What's wrong with "advertising?" I don't mean the industry (although there is definitely a lot to talk about there), I mean the word "advertising." Because that is the business I am in, but I seldom hear the word these days.
Instead, I hear everyone saying every word under the sun but the A-word.
Has the word "advertising" become the advertising industry's "Macbeth?" Throughout the theatrical world, so loaded is that title with superstition and even a supposed curse that Shakespeare's wicked work is referred to as "The Scottish Play." But those thespians are a flighty lot. Surely we don't have the same concern about "advertising." Or do we?
Perhaps we can trace the start of de-advertising the advertising industry back to that fateful day in the late 1990s when Saatchi & Saatchi
In some sort of etymological cleansing, the A-word seems to have all but disappeared from our industry vocabulary.
One day I woke up and "advertising" was replaced with new words. And I didn't even notice it until I found myself trying to understand what branded content actually is. Hang on, isn't branded content …. advertising?
Of course it is advertising. But unfortunately, that makes branded content seem not as shiny and sexy and new. And of course that's where there is an interesting tension in the ummm, well, whatever industry I work in right now. So don't tell anyone.
By removing the word "advertising" from our industry, it effectively means that anyone with a camera device and a graphics package to superimpose a logo can be in the industry formerly known as advertising. Because they are doing branded content. Which of course is like saying I shot some footage of a busker knocking cymbals with his knees on my Samsung Galaxy s4 and that makes me a filmmaker (by the way, was mentioning my phone's maker disguised as native content? Was it an endorsed editorial? Was it cash for comment? Influencer strategy? A clever ambassador program?). Samsung, Samsung, Samsung.
This is why I can't understand why the word "advertising" has gone away. Because none of the stuff I really see out there is exceptional or ground-breaking advertising. It is its own different thing. But it is not advertising. Good advertising makes you do something -- not passively sit and consume without any compulsion to do much other than "view" or "like." Or (furball cough) "share."
I am going to butcher a couple of quotes once said by someone about television. They went something like this: "Television is like chewing gum for the eyes. Boring, tasteless and indigestible." And "Television is a called a medium. Because anything good on it is rare." Now these pithy epithets were railing against the quality of content on TV during its heyday. Which apparently someone said has passed.

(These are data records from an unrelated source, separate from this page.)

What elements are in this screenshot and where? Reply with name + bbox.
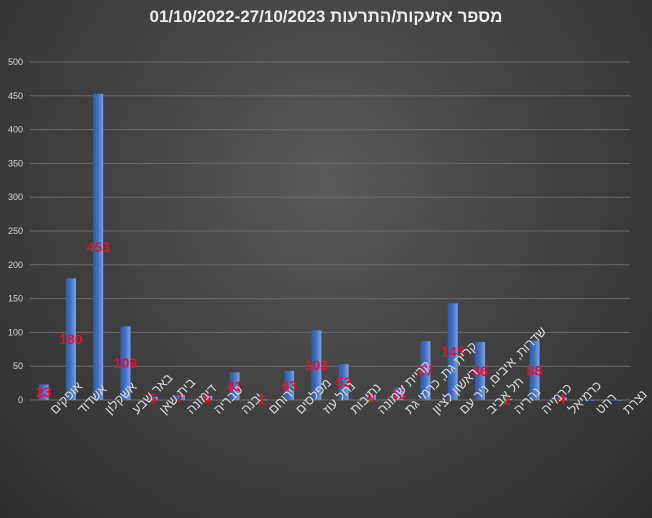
data-label: 53 bbox=[336, 374, 352, 390]
data-label: 1 bbox=[258, 392, 266, 408]
bar bbox=[175, 395, 185, 400]
y-tick-label: 350 bbox=[8, 158, 23, 168]
y-tick-label: 150 bbox=[8, 294, 23, 304]
bar bbox=[38, 384, 49, 400]
bar bbox=[256, 399, 267, 401]
data-label: 41 bbox=[227, 378, 243, 394]
bar bbox=[556, 397, 567, 400]
data-label: 180 bbox=[59, 331, 83, 347]
data-label: 88 bbox=[527, 362, 543, 378]
data-label: 2 bbox=[503, 391, 511, 407]
y-tick-label: 100 bbox=[8, 327, 23, 337]
data-label: 7 bbox=[176, 390, 184, 406]
bar bbox=[502, 398, 513, 400]
y-tick-label: 50 bbox=[13, 361, 23, 371]
data-label: 143 bbox=[441, 344, 465, 360]
data-label: 8 bbox=[367, 389, 375, 405]
bar bbox=[229, 372, 240, 400]
y-tick-label: 200 bbox=[8, 260, 23, 270]
bar bbox=[475, 341, 485, 400]
y-tick-label: 500 bbox=[8, 57, 23, 67]
data-label: 103 bbox=[305, 357, 329, 373]
data-label: 87 bbox=[418, 363, 434, 379]
bar bbox=[93, 93, 104, 400]
data-label: 5 bbox=[149, 390, 157, 406]
category-label: נצרת bbox=[620, 387, 650, 417]
bar bbox=[147, 396, 158, 400]
bar bbox=[447, 303, 458, 400]
bar bbox=[65, 278, 76, 400]
data-label: 6 bbox=[203, 390, 211, 406]
data-label: 86 bbox=[472, 363, 488, 379]
bar bbox=[311, 330, 322, 400]
chart-title: מספר אזעקות/התרעות 01/10/2022-27/10/2023 bbox=[149, 7, 503, 26]
bar bbox=[120, 326, 131, 400]
y-axis-ticks: 0 50 100 150 200 250 300 350 400 450 500 bbox=[8, 57, 23, 405]
bar bbox=[393, 387, 404, 400]
bars bbox=[38, 93, 622, 401]
bar bbox=[365, 394, 376, 400]
bar bbox=[202, 395, 213, 400]
data-label: 23 bbox=[36, 384, 52, 400]
bar bbox=[529, 340, 540, 400]
y-tick-label: 300 bbox=[8, 192, 23, 202]
bar bbox=[420, 341, 431, 400]
y-tick-label: 250 bbox=[8, 226, 23, 236]
data-label: 453 bbox=[87, 239, 111, 255]
data-label: 18 bbox=[390, 386, 406, 402]
bar bbox=[584, 400, 595, 401]
bar bbox=[611, 400, 622, 401]
y-tick-label: 0 bbox=[18, 395, 23, 405]
bar bbox=[284, 370, 295, 400]
y-tick-label: 400 bbox=[8, 125, 23, 135]
data-label: 109 bbox=[114, 355, 138, 371]
data-label: 43 bbox=[281, 377, 297, 393]
data-label: 4 bbox=[558, 391, 566, 407]
gridlines bbox=[30, 61, 630, 401]
y-tick-label: 450 bbox=[8, 91, 23, 101]
bar bbox=[338, 364, 349, 400]
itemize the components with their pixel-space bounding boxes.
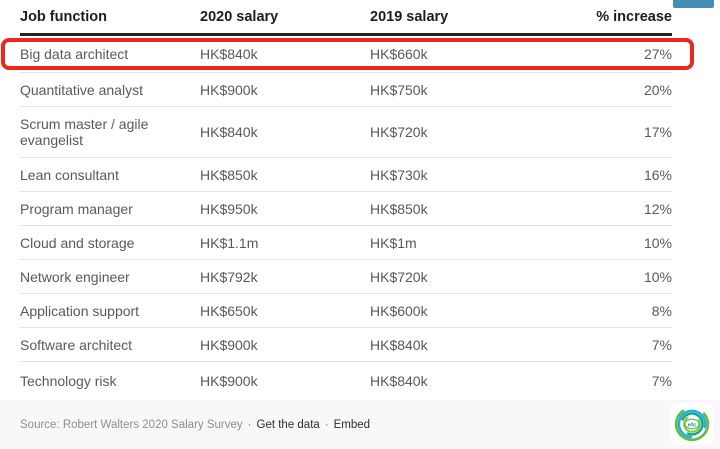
cell-pct-increase: 16%: [643, 166, 672, 183]
salary-table: Job function 2020 salary 2019 salary % incr…: [20, 0, 672, 400]
cell-salary-2020: HK$950k: [200, 200, 258, 217]
cell-job-function: Technology risk: [20, 373, 117, 389]
cell-salary-2020: HK$840k: [200, 46, 258, 62]
cell-salary-2019: HK$720k: [370, 124, 428, 140]
table-row: Quantitative analyst HK$900k HK$750k 20%: [20, 73, 672, 107]
cell-pct-increase: 12%: [643, 200, 672, 217]
separator-dot: ·: [324, 418, 329, 431]
embed-link[interactable]: Embed: [333, 418, 371, 431]
cell-job-function: Lean consultant: [20, 166, 119, 183]
cell-pct-increase: 7%: [651, 336, 672, 353]
cell-job-function: Cloud and storage: [20, 234, 135, 251]
table-header-row: Job function 2020 salary 2019 salary % incr…: [20, 0, 672, 36]
cell-salary-2020: HK$1.1m: [200, 234, 259, 251]
cell-pct-increase: 20%: [643, 81, 672, 98]
table-row: Technology risk HK$900k HK$840k 7%: [20, 362, 672, 400]
table-row: Cloud and storage HK$1.1m HK$1m 10%: [20, 226, 672, 260]
table-row: Scrum master / agile evangelist HK$840k HK…: [20, 107, 672, 158]
cell-pct-increase: 7%: [651, 373, 672, 389]
cell-job-function: Big data architect: [20, 46, 129, 62]
table-row: Program manager HK$950k HK$850k 12%: [20, 192, 672, 226]
cell-salary-2020: HK$650k: [200, 302, 258, 319]
cell-salary-2019: HK$850k: [370, 200, 428, 217]
table-body: Big data architect HK$840k HK$660k 27% Quant…: [20, 36, 672, 400]
column-header-salary-2019: 2019 salary: [370, 8, 449, 25]
cell-job-function: Network engineer: [20, 268, 130, 285]
cell-job-function: Scrum master / agile evangelist: [20, 116, 149, 148]
cell-pct-increase: 17%: [643, 124, 672, 140]
cell-salary-2019: HK$1m: [370, 234, 417, 251]
column-header-job-function: Job function: [20, 8, 107, 25]
footer: Source: Robert Walters 2020 Salary Surve…: [0, 400, 720, 449]
cell-salary-2019: HK$730k: [370, 166, 428, 183]
cell-salary-2020: HK$900k: [200, 81, 258, 98]
partial-button-fragment[interactable]: [673, 0, 714, 8]
cell-salary-2020: HK$850k: [200, 166, 258, 183]
cell-salary-2019: HK$720k: [370, 268, 428, 285]
cell-salary-2019: HK$840k: [370, 373, 428, 389]
cell-pct-increase: 10%: [643, 268, 672, 285]
footer-attribution: Source: Robert Walters 2020 Salary Surve…: [20, 400, 370, 449]
cell-job-function: Program manager: [20, 200, 133, 217]
table-row: Network engineer HK$792k HK$720k 10%: [20, 260, 672, 294]
separator-dot: ·: [247, 418, 252, 431]
cell-salary-2019: HK$840k: [370, 336, 428, 353]
cell-salary-2020: HK$900k: [200, 373, 258, 389]
table-row: Lean consultant HK$850k HK$730k 16%: [20, 158, 672, 192]
cell-job-function: Quantitative analyst: [20, 81, 143, 98]
cell-salary-2019: HK$660k: [370, 46, 428, 62]
column-header-pct-increase: % increase: [596, 8, 672, 25]
cell-salary-2019: HK$600k: [370, 302, 428, 319]
table-row: Application support HK$650k HK$600k 8%: [20, 294, 672, 328]
cell-salary-2020: HK$792k: [200, 268, 258, 285]
cell-salary-2019: HK$750k: [370, 81, 428, 98]
source-label: Source: Robert Walters 2020 Salary Surve…: [20, 418, 243, 431]
column-header-salary-2020: 2020 salary: [200, 8, 279, 25]
get-the-data-link[interactable]: Get the data: [256, 418, 320, 431]
efc-logo[interactable]: efc: [671, 403, 713, 445]
cell-pct-increase: 8%: [651, 302, 672, 319]
efc-swirl-icon: efc: [674, 406, 710, 442]
cell-salary-2020: HK$900k: [200, 336, 258, 353]
cell-pct-increase: 27%: [643, 46, 672, 62]
table-row: Software architect HK$900k HK$840k 7%: [20, 328, 672, 362]
cell-job-function: Application support: [20, 302, 140, 319]
cell-job-function: Software architect: [20, 336, 133, 353]
cell-salary-2020: HK$840k: [200, 124, 258, 140]
cell-pct-increase: 10%: [643, 234, 672, 251]
table-row-highlighted: Big data architect HK$840k HK$660k 27%: [20, 36, 672, 73]
efc-logo-text: efc: [688, 422, 697, 428]
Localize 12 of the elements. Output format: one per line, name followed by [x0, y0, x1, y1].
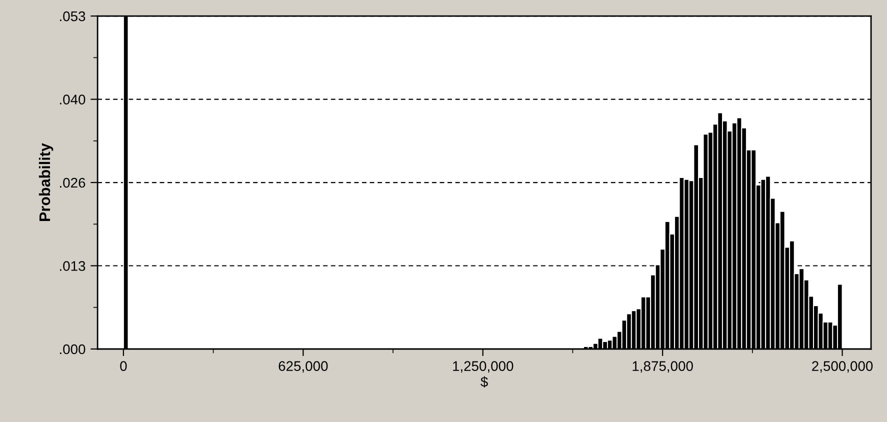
y-tick-label: .000	[60, 344, 86, 354]
x-tick-label: 0	[120, 361, 127, 371]
y-tick-label: .040	[60, 94, 86, 104]
x-tick-label: 1,875,000	[632, 361, 693, 373]
y-tick-label: .026	[60, 178, 86, 188]
x-tick-label: 2,500,000	[812, 361, 873, 373]
y-tick-label: .013	[60, 261, 86, 271]
y-tick-label: .053	[60, 11, 86, 22]
x-tick-label: 625,000	[278, 361, 328, 373]
x-tick-label: 1,250,000	[453, 361, 514, 373]
y-axis-title: Probability	[38, 143, 54, 221]
x-axis-title: $	[480, 376, 488, 388]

Whether TV prematurely died and was buried or not, the same could be said for any form of branded content. There is a real risk that branded content is trying to do a job that TV used to do -- provide entertainment that was sporadically sponsored by advertising, but -- and get this -- all in one. Wow. Talk about new and improved.
Entertainment should be entertainment. And branded pieces should do what they do best -- relentlessly and unapologetically promote the client's brand in such a compelling way as to inspire behavior change and action. In short, buy the product or the message. When you watch TV, you know when the ads come on, because they are ads. But to move away from the power and force of the advertising style is to forgo a powerful truth about human nature: People don't actually buy things -- they get sold things. And everyone loves a passionate sales pitch. I mean, everyone.
Branded content has been called, and I hate this phrase, "storytelling" (my second most-hated word since "journey"). Which is nice and well meaning. But the story better be damn good. Otherwise it is an anecdote without a point. And I hear those at dinner parties all the time.
Advertising is a very powerful combination of communication, art, psychology and intuition. It is about selling. Not telling. And selling is a skill that requires a result -- buying.
I want "advertising" reinstated at the forefront of what we do. Not to be hushed away like it is some sort of quaint expression from a dusty past. We will leave that for words like "color television" and "cassette tape".
And I don't know about you, but whenever I have to fill in a form that asks what occupation I am in, I don't write social media director or branded content creator. I write "advertising."